- Elephant Head Location within the state of Arizona Elephant Head Elephant Head (the United States)
- Coordinates: 31°45′57″N 110°59′31″W﻿ / ﻿31.76583°N 110.99194°W
- Country: United States
- State: Arizona
- County: Pima

Area
- • Total: 7.25 sq mi (18.78 km^{2})
- • Land: 7.25 sq mi (18.78 km^{2})
- • Water: 0 sq mi (0.00 km^{2})
- Elevation: 3,104 ft (946 m)

Population (2020)
- • Total: 588
- • Density: 81.1/sq mi (31.31/km^{2})
- Time zone: UTC-7 (MST)
- Area code: 520
- FIPS code: 04-21980
- GNIS feature ID: 2582780

= Elephant Head, Arizona =

CDP in Pima County, Arizona

Elephant Head is a census-designated place (CDP) in Pima County, Arizona, United States. The population was 612 at the 2010 census.

==Geography==
Elephant Head is located at (31.765870, −110.992047). According to the United States Geological Survey, the CDP has a total area of 7.43 sqmi, all land.

==Demographics==

As of the 2010 census, there were 612 people living in the CDP: 310 male and 302 female. 145 were 19 years old or younger, 60 were ages 20–34, 101 were between the ages of 35 and 49, 216 were between 50 and 64, and the remaining 94 were aged 65 and above. The median age was 59.0 years.

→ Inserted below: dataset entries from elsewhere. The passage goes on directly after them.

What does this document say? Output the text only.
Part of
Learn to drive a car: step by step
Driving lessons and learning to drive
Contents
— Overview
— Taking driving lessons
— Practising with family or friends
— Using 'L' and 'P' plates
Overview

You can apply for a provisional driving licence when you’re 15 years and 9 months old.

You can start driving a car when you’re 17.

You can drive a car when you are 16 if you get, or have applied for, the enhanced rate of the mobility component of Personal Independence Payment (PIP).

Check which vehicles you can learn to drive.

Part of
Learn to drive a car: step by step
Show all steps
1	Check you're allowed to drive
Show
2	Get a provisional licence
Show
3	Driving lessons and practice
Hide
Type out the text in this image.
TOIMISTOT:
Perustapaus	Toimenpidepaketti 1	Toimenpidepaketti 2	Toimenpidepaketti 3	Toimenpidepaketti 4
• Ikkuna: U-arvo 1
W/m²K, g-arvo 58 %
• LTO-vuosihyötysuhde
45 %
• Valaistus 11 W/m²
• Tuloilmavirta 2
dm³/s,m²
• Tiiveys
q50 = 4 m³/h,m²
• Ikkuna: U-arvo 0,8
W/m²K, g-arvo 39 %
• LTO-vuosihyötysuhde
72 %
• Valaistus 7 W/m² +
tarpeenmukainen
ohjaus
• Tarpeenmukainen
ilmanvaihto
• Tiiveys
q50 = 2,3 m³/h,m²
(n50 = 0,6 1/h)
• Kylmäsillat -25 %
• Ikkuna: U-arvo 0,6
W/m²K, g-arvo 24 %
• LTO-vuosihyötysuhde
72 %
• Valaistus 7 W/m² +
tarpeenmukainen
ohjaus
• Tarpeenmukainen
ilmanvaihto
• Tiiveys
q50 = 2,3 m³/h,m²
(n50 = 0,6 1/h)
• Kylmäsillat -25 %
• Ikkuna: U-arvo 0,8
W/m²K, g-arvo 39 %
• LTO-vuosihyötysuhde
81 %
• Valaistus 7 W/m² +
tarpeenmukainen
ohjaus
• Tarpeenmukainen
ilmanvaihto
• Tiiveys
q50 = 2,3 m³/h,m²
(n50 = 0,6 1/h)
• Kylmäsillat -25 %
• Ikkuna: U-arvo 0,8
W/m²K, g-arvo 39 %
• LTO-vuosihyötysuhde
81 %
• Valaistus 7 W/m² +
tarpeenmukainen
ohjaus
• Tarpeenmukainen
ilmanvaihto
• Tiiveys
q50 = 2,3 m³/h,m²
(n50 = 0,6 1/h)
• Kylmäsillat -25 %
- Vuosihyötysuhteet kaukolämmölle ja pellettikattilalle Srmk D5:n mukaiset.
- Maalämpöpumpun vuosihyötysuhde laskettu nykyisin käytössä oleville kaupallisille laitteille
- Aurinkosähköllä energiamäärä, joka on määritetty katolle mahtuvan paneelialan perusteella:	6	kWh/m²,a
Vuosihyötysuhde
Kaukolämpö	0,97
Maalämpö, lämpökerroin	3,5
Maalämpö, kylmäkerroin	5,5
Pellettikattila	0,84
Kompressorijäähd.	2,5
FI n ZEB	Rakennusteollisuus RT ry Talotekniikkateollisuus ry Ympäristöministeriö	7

The racial makeup of the CDP was 87.9% White, 1.6% American Indian, 1.5% Asian, 6.5% Other, and 2.5% Two or More Races. 26.6% of the population were Hispanic or Latino of any race.

There were 233 households in the CDP, 172 family households (73.8%) and 61 non-family households (26.2%), with an average household size of 2.63. Of the family households, 156 were married couples living together, while there were 5 single fathers, and 11 single mothers; the non-family households included 44 adults living alone: 20 male and 24 female.

The CDP contained 253 housing units, of which 233 were occupied and 20 were vacant.

Historical population
| Census | Pop. | Note | %± |
| 2020 | 588 |  | — |
U.S. Decennial Census

==Education==
The CDP is divided between the Continental Elementary School District and the Sahuarita Unified School District.